Crumbling Wagner Group: Exodus cuts force by 90% in a year

The Wagner Group is on the brink. British intelligence revealed details
The Wagner Group is on the brink. British intelligence revealed details
Images source: © PAP | PAP/EPA/YURI KOCHETKOV

6:11 AM EDT, August 24, 2024

Over the past year, the Russian Wagner Group has undergone reorganization. As reported by the British Ministry of Defense, citing intelligence findings, due to numerous departures of key commanders, the Wagner Group's numbers have decreased by about 90 percent.

It has been a year since the accident in which the Wagner Group leaders were killed, including Yevgeny Prigozhin and founder Dmitry "Wagner" Utkin.

Since then, many members of the Wagner Group have chosen to leave its ranks. Former chief of staff, Andrey "Sedoy" Troshev, moved to the Russian Ministry of Defense, where he likely joined a private military unit created by the department, known as Redut.

Troshev was tasked with creating the Volunteer Corps to fight in Ukraine. Alexander "Ratibor" Kuznetsov, former commander of the 1st Assault Unit, became a member of the Chechen special forces unit Akhmat. Boris "Zombie" Nizhevenok, former commander of the 3rd Assault Unit, took command of the volunteer unit Vostok-W in May of this year.

The Wagner Group is getting smaller

After Russia's full-scale invasion of Ukraine and the Russian army's initial failures, Yevgeny Prigozhin significantly transformed the Wagner Group. The organization, formerly an elite mercenary unit, became a massive military formation of thousands of individuals.

In the new structure, prisoners mass-recruited from Russian penal colonies played a dominant role. This transformation aimed to strengthen Russian forces on the front but also sparked numerous controversies, both in Russia and abroad, regarding the recruitment methods and the brutal actions of this group.

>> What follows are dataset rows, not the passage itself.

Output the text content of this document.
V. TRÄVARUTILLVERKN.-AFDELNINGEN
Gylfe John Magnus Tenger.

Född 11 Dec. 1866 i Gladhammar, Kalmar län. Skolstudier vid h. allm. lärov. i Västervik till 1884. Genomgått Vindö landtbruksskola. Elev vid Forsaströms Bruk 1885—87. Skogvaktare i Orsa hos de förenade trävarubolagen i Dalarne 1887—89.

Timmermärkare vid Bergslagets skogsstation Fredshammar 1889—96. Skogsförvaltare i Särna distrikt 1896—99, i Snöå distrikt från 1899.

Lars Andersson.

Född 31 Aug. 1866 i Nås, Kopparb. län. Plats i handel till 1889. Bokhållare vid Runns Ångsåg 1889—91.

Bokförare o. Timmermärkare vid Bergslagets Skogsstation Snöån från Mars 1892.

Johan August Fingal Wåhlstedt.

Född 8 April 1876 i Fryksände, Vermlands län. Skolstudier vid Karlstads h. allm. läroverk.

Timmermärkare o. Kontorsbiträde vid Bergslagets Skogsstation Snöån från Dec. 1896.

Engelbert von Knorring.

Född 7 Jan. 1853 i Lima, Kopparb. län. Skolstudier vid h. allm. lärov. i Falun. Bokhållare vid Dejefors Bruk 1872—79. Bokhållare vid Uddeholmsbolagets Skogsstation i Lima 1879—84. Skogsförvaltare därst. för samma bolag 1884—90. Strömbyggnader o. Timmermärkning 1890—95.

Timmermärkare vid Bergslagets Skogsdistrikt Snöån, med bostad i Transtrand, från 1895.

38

However, there are now fewer Wagner fighters. "Many veterans of the Wagner Group followed these and other former commanders, leaving the group," notes the British Ministry of Defense. Compared to the peak personnel, which in 2023 numbered about 50,000 individuals, the Wagner Group probably currently has only about 5,000 fighters, mainly deployed in Belarus and Africa.